Disciplined Agile (DA), is a process decision framework that puts individuals first and offers only lightweight guidance to help teams optimize their processes according to the unique needs of each specific project. As a people-first agile framework, DA is in some ways similar to the Crystal method. In fact, DA is designed to be a hybrid approach combining elements of XP, Scrum, Kanban, and other methodologies.
History of Disciplined Agile
Although developed at IBM beginning in 2009, Disciplined Agile was first introduced to the world in 2012 with the book Disciplined Agile Delivery. This first iteration of the methodology was focused more broadly on process decisions across an organization.

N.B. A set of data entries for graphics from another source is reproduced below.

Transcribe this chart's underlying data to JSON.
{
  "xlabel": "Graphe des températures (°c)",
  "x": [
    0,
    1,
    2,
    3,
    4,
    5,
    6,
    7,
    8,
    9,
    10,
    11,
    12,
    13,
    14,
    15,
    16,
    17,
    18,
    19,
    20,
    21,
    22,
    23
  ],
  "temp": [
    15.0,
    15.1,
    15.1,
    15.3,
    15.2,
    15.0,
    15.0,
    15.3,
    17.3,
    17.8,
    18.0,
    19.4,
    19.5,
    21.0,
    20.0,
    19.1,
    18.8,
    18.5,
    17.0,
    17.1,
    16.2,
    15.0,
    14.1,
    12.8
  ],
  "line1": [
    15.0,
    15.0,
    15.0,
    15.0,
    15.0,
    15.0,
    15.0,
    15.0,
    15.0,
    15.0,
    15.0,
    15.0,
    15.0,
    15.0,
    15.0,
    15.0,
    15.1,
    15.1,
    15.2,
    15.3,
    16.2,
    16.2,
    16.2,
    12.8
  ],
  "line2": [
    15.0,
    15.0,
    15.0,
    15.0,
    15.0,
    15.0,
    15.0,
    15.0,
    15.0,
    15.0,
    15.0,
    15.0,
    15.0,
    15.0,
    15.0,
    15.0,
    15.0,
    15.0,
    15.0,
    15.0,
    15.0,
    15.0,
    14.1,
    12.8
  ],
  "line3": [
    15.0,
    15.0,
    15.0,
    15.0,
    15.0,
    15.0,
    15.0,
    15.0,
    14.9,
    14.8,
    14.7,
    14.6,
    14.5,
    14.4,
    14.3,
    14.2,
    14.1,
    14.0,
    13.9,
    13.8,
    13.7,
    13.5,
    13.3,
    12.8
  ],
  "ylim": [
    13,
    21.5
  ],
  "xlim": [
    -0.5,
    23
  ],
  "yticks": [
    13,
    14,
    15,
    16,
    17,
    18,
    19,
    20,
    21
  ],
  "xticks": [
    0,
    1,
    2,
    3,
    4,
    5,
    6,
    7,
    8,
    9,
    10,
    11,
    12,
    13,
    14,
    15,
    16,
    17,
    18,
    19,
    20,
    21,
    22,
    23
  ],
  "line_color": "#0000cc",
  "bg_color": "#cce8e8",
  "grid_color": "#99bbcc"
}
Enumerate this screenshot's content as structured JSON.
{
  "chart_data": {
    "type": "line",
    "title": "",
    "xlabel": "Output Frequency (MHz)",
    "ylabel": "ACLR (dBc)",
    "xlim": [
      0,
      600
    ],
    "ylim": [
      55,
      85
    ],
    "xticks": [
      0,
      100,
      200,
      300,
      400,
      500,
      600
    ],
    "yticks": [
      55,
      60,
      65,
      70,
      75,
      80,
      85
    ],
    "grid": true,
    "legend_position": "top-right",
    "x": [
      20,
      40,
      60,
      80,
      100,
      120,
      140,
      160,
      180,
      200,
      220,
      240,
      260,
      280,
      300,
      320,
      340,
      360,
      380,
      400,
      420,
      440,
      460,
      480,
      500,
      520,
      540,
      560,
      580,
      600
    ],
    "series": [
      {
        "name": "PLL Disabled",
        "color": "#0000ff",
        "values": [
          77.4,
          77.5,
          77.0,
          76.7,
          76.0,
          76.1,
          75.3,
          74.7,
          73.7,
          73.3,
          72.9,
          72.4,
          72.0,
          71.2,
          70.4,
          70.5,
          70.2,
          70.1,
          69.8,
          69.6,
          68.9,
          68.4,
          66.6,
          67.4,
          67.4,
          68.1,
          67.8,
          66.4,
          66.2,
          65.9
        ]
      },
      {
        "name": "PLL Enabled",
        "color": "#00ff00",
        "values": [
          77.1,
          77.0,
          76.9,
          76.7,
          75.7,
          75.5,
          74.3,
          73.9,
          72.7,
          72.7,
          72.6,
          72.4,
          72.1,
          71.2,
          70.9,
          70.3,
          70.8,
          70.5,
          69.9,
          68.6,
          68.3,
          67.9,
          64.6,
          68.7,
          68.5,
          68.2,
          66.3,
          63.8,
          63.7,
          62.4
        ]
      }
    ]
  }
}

Later, new subsets began to appear applying the concepts to specific areas such as “Disciplined DevOps,” and “Disciplined Agile IT.”
Today the term Disciplined Agile refers broadly to designing effective processes to all of these areas—addressing all areas of solution delivery, including finance, procurement, IT architecture, portfolio management, etc.
Strengths and Weakness of Disciplined Agile
DA’s strengths include:
- The hybrid nature of this framework pulls the best elements from several proven methodologies
- Allows teams to follow the agile method while also tailoring it to their unique needs
DA’s weaknesses include:
- Not ideal for organizations new to agile, because it does not provide strict enough guidance on how to follow that philosophy
- Because of this lack of guidance, organizations trying to implement the DA framework are more likely to need professional consultants to help with the rollout
Should You Use Disciplined Agile?
For a highly experienced agile team, this type of hybrid model might provide much-needed flexibility. But for teams newly transitioning to the agile approach, Disciplined Agile might make that learning curve too steep and costly.